It’s become
hard to write posts because what and how much can be said by a man who spends
almost all day and all his days in a seven hundred square foot condo?
I’m about to
end my first quarter living with sporadically overwhelming PTSD symptoms. After
four months of experience and seventeen hours of psychiatric counseling, I am
well into my acceptance and adaptation phase.
With good luck
and taking care with my every movement, I will celebrate the end of quarter number
one by becoming, for the first time, a person without wounds on my arms and
legs. My seizures now rarely include the limb spasm that has caused so many
injuries.
I have thee
states of being: I am either “on alert” when outside, in a “high alert” state when
with people and/or on the phone or I am at home where life feels Eden-like.
I do very well,
of course, with Dwight, Bruce and Nicola. But I have new friends. Morris,
Camilla and Des, the characters in my play, serve almost as friends. I really
enjoy “being with” them and, like a puppeteer, determining their words and
actions.
Nothing,
absolutely nothing, beats writing dialogue.
My training for
technical writing included an assignment wherein we had to describe putting on
and tying up your shoes to a blind person who’d never worn shoes.
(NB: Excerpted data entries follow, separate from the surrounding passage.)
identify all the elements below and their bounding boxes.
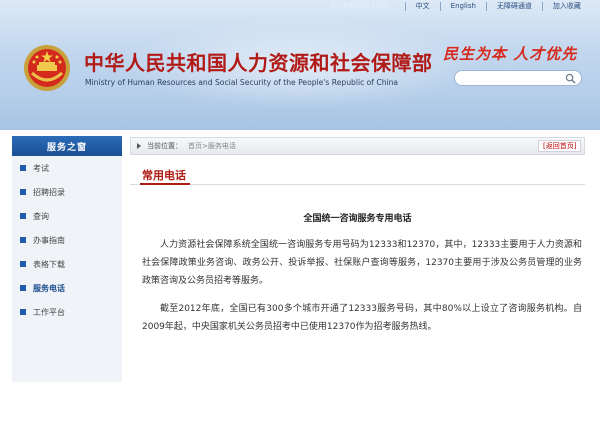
sidebar-item-label: 工作平台 (33, 307, 65, 317)
sidebar-item-label: 考试 (33, 163, 49, 173)
square-bullet-icon (20, 237, 26, 243)
sidebar-item-platform[interactable]: 工作平台 (12, 300, 122, 324)
sidebar-item-label: 办事指南 (33, 235, 65, 245)
current-date: 2016年04月15日 (330, 2, 387, 10)
site-title-chinese: 中华人民共和国人力资源和社会保障部 (84, 51, 433, 75)
sidebar-item-forms[interactable]: 表格下载 (12, 252, 122, 276)
lang-chinese-link[interactable]: 中文 (404, 1, 440, 11)
sidebar-item-service-phone[interactable]: 服务电话 (12, 276, 122, 300)
article-title: 全国统一咨询服务专用电话 (303, 214, 412, 224)
service-sidebar: 服务之窗 考试 招聘招录 查询 办事指南 表格下载 服务电话 工作平台 (12, 136, 122, 382)
lang-english-link[interactable]: English (439, 1, 486, 11)
site-slogan: 民生为本 人才优先 (443, 45, 578, 63)
back-home-button[interactable]: [返回首页] (538, 140, 582, 152)
play-arrow-icon (137, 143, 141, 149)
search-box[interactable] (454, 70, 582, 86)
sidebar-item-recruitment[interactable]: 招聘招录 (12, 180, 122, 204)
breadcrumb: 当前位置： 首页>服务电话 (130, 137, 585, 155)
square-bullet-icon (20, 213, 26, 219)
sidebar-item-exam[interactable]: 考试 (12, 156, 122, 180)
top-utility-bar: 2016年04月15日 中文 English 无障碍通道 加入收藏 (330, 0, 591, 12)
sidebar-item-label: 查询 (33, 211, 49, 221)
national-emblem-icon (24, 45, 70, 91)
sidebar-item-label: 招聘招录 (33, 187, 65, 197)
accessibility-link[interactable]: 无障碍通道 (485, 1, 542, 11)
square-bullet-icon (20, 165, 26, 171)
article-paragraph: 人力资源社会保障系统全国统一咨询服务专用号码为12333和12370，其中，12… (142, 240, 582, 286)
square-bullet-icon (20, 189, 26, 195)
square-bullet-icon (20, 285, 26, 291)
sidebar-item-query[interactable]: 查询 (12, 204, 122, 228)
sidebar-item-guide[interactable]: 办事指南 (12, 228, 122, 252)
square-bullet-icon (20, 261, 26, 267)
breadcrumb-label: 当前位置： (147, 142, 182, 150)
site-header: 2016年04月15日 中文 English 无障碍通道 加入收藏 中华人民共和… (0, 0, 600, 130)
add-favorite-link[interactable]: 加入收藏 (541, 1, 591, 11)
search-icon[interactable] (565, 73, 576, 84)
breadcrumb-path[interactable]: 首页>服务电话 (188, 141, 236, 151)
sidebar-item-label: 服务电话 (33, 283, 65, 293)
square-bullet-icon (20, 309, 26, 315)
section-title: 常用电话 (142, 169, 186, 182)
article-paragraph: 截至2012年底，全国已有300多个城市开通了12333服务号码，其中80%以上… (142, 304, 582, 332)
site-title-english: Ministry of Human Resources and Social S… (85, 78, 399, 87)
sidebar-item-label: 表格下载 (33, 259, 65, 269)
sidebar-heading: 服务之窗 (12, 136, 122, 156)
section-divider (130, 183, 585, 185)
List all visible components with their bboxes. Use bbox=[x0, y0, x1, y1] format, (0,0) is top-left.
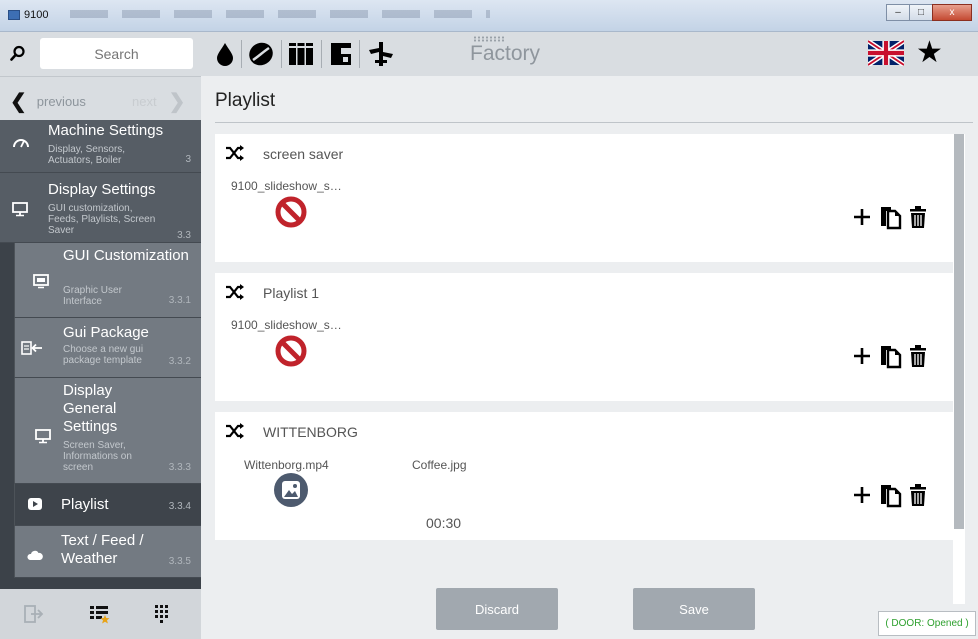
menu-item-number: 3.3.4 bbox=[168, 501, 191, 512]
playlist-card: screen saver 9100_slideshow_s… bbox=[215, 134, 953, 262]
monitor-icon bbox=[12, 202, 28, 217]
canisters-icon[interactable] bbox=[287, 40, 315, 68]
gauge-icon bbox=[13, 139, 29, 148]
app-icon bbox=[8, 10, 20, 20]
shuffle-icon[interactable] bbox=[225, 283, 245, 301]
menu-item-desc: Screen Saver, Informations on screen bbox=[63, 440, 132, 473]
nav-row: ❮ previous next ❯ bbox=[0, 76, 201, 120]
window-title: 9100 bbox=[24, 9, 49, 21]
next-label: next bbox=[132, 94, 157, 109]
titlebar-blurred-menu bbox=[70, 10, 490, 18]
copy-icon[interactable] bbox=[877, 482, 903, 508]
sidebar-footer bbox=[0, 589, 201, 639]
menu-item-number: 3.3 bbox=[177, 230, 191, 241]
save-button[interactable]: Save bbox=[633, 588, 755, 630]
monitor-icon bbox=[33, 274, 49, 289]
close-button[interactable]: x bbox=[932, 4, 972, 21]
menu-item-desc: Choose a new gui package template bbox=[63, 344, 144, 366]
menu-item-title: Playlist bbox=[61, 496, 109, 513]
playlist-name: screen saver bbox=[263, 146, 344, 162]
settings-menu: Machine Settings Display, Sensors, Actua… bbox=[0, 120, 201, 578]
main-content: Playlist screen saver 9100_slideshow_s… bbox=[201, 76, 978, 639]
menu-item-number: 3.3.5 bbox=[168, 556, 191, 567]
coffee-bean-icon[interactable] bbox=[247, 40, 275, 68]
import-icon bbox=[21, 341, 42, 355]
search-row bbox=[0, 32, 201, 76]
trash-icon[interactable] bbox=[905, 343, 931, 369]
menu-item-machine-settings[interactable]: Machine Settings Display, Sensors, Actua… bbox=[0, 120, 201, 173]
monitor-icon bbox=[35, 429, 51, 444]
no-entry-icon bbox=[275, 335, 307, 367]
star-icon[interactable]: ★ bbox=[916, 38, 943, 68]
playlist-file-name: 9100_slideshow_s… bbox=[231, 179, 342, 193]
add-icon[interactable] bbox=[849, 204, 875, 230]
menu-item-title: Display Settings bbox=[48, 181, 156, 198]
playlist-card: Playlist 1 9100_slideshow_s… bbox=[215, 273, 953, 401]
menu-item-number: 3.3.2 bbox=[168, 356, 191, 367]
menu-item-desc: Graphic User Interface bbox=[63, 285, 122, 307]
play-icon bbox=[28, 498, 42, 510]
coffee-machine-icon[interactable] bbox=[327, 40, 355, 68]
scrollbar-thumb[interactable] bbox=[954, 134, 964, 529]
menu-item-gui-package[interactable]: Gui Package Choose a new gui package tem… bbox=[14, 318, 201, 378]
maximize-button[interactable]: □ bbox=[909, 4, 933, 21]
menu-item-desc: GUI customization, Feeds, Playlists, Scr… bbox=[48, 203, 156, 236]
menu-item-title: GUI Customization bbox=[63, 247, 189, 264]
chevron-right-icon: ❯ bbox=[168, 91, 186, 113]
trash-icon[interactable] bbox=[905, 204, 931, 230]
menu-item-text-feed-weather[interactable]: Text / Feed / Weather 3.3.5 bbox=[14, 526, 201, 578]
menu-item-playlist[interactable]: Playlist 3.3.4 bbox=[14, 484, 201, 526]
copy-icon[interactable] bbox=[877, 343, 903, 369]
menu-item-display-settings[interactable]: Display Settings GUI customization, Feed… bbox=[0, 173, 201, 243]
menu-item-number: 3.3.3 bbox=[168, 462, 191, 473]
previous-button[interactable]: ❮ previous bbox=[10, 89, 86, 114]
logout-icon[interactable] bbox=[22, 603, 44, 625]
menu-item-title: Text / Feed / Weather bbox=[61, 532, 144, 567]
page-title: Playlist bbox=[215, 90, 276, 111]
title-divider bbox=[215, 122, 973, 123]
water-drop-icon[interactable] bbox=[211, 40, 239, 68]
menu-item-title: Display General Settings bbox=[63, 382, 118, 435]
cloud-icon bbox=[27, 550, 43, 560]
window-titlebar: 9100 – □ x bbox=[0, 0, 978, 32]
top-header: Factory ★ bbox=[201, 32, 978, 76]
playlist-name: Playlist 1 bbox=[263, 285, 320, 301]
keypad-icon[interactable] bbox=[150, 603, 172, 625]
menu-item-desc: Display, Sensors, Actuators, Boiler bbox=[48, 144, 126, 166]
search-icon[interactable] bbox=[10, 45, 26, 61]
menu-item-number: 3 bbox=[185, 154, 191, 165]
menu-item-title: Machine Settings bbox=[48, 122, 164, 139]
playlist-name: WITTENBORG bbox=[263, 424, 358, 440]
playlist-duration: 00:30 bbox=[426, 515, 462, 531]
playlist-file-name: Wittenborg.mp4 bbox=[244, 458, 329, 472]
no-entry-icon bbox=[275, 196, 307, 228]
mode-label: Factory bbox=[470, 42, 541, 65]
playlist-file-name: Coffee.jpg bbox=[412, 458, 467, 472]
shuffle-icon[interactable] bbox=[225, 422, 245, 440]
scrollbar[interactable] bbox=[953, 134, 965, 604]
discard-button[interactable]: Discard bbox=[436, 588, 558, 630]
uk-flag-icon[interactable] bbox=[868, 40, 904, 66]
favorites-list-icon[interactable] bbox=[88, 603, 110, 625]
add-icon[interactable] bbox=[849, 482, 875, 508]
copy-icon[interactable] bbox=[877, 204, 903, 230]
playlist-card: WITTENBORG Wittenborg.mp4 Coffee.jpg 00:… bbox=[215, 412, 953, 540]
menu-item-display-general-settings[interactable]: Display General Settings Screen Saver, I… bbox=[14, 378, 201, 484]
brewer-piston-icon[interactable] bbox=[367, 40, 395, 68]
add-icon[interactable] bbox=[849, 343, 875, 369]
shuffle-icon[interactable] bbox=[225, 144, 245, 162]
chevron-left-icon: ❮ bbox=[10, 91, 27, 113]
minimize-button[interactable]: – bbox=[886, 4, 910, 21]
door-status: ( DOOR: Opened ) bbox=[878, 611, 976, 636]
previous-label: previous bbox=[36, 94, 86, 109]
next-button[interactable]: next ❯ bbox=[132, 89, 185, 114]
search-input[interactable] bbox=[40, 38, 193, 69]
image-icon bbox=[274, 473, 308, 507]
menu-item-gui-customization[interactable]: GUI Customization Graphic User Interface… bbox=[14, 243, 201, 318]
menu-item-number: 3.3.1 bbox=[168, 295, 191, 306]
trash-icon[interactable] bbox=[905, 482, 931, 508]
sidebar: ❮ previous next ❯ Machine Settings Displ… bbox=[0, 32, 201, 639]
playlist-file-name: 9100_slideshow_s… bbox=[231, 318, 342, 332]
menu-item-title: Gui Package bbox=[63, 324, 149, 341]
My training
taught me that writing is like solving a puzzle. Writing a play is like
creating a crossword: Your readers work to solve a problem, to understand,
using clues buried in dialogue.
Why does this
character speak? What is the clue in his/her speech? I have never worked so
hard to find the perfect verb. I have never listened so hard to real speech—not
TV or movie-speak, but real conversation in all its disjointed glory. I want my
dialogue to be real. That’s the point of this exercise.
I’ve written
and re-written the opening countless times but I think I have one now that
satisfies me enough to continue. But the misfires weren’t a waste of time; they
helped me get a firmer grip of their character.
So as I back at
my life through the lens of PTSD, I am seeing far, far more clearly the clues I
missed or misunderstood prior to my diagnosis. I’m re-constructing my myth as I
construct those of Morris, Camilla and Des.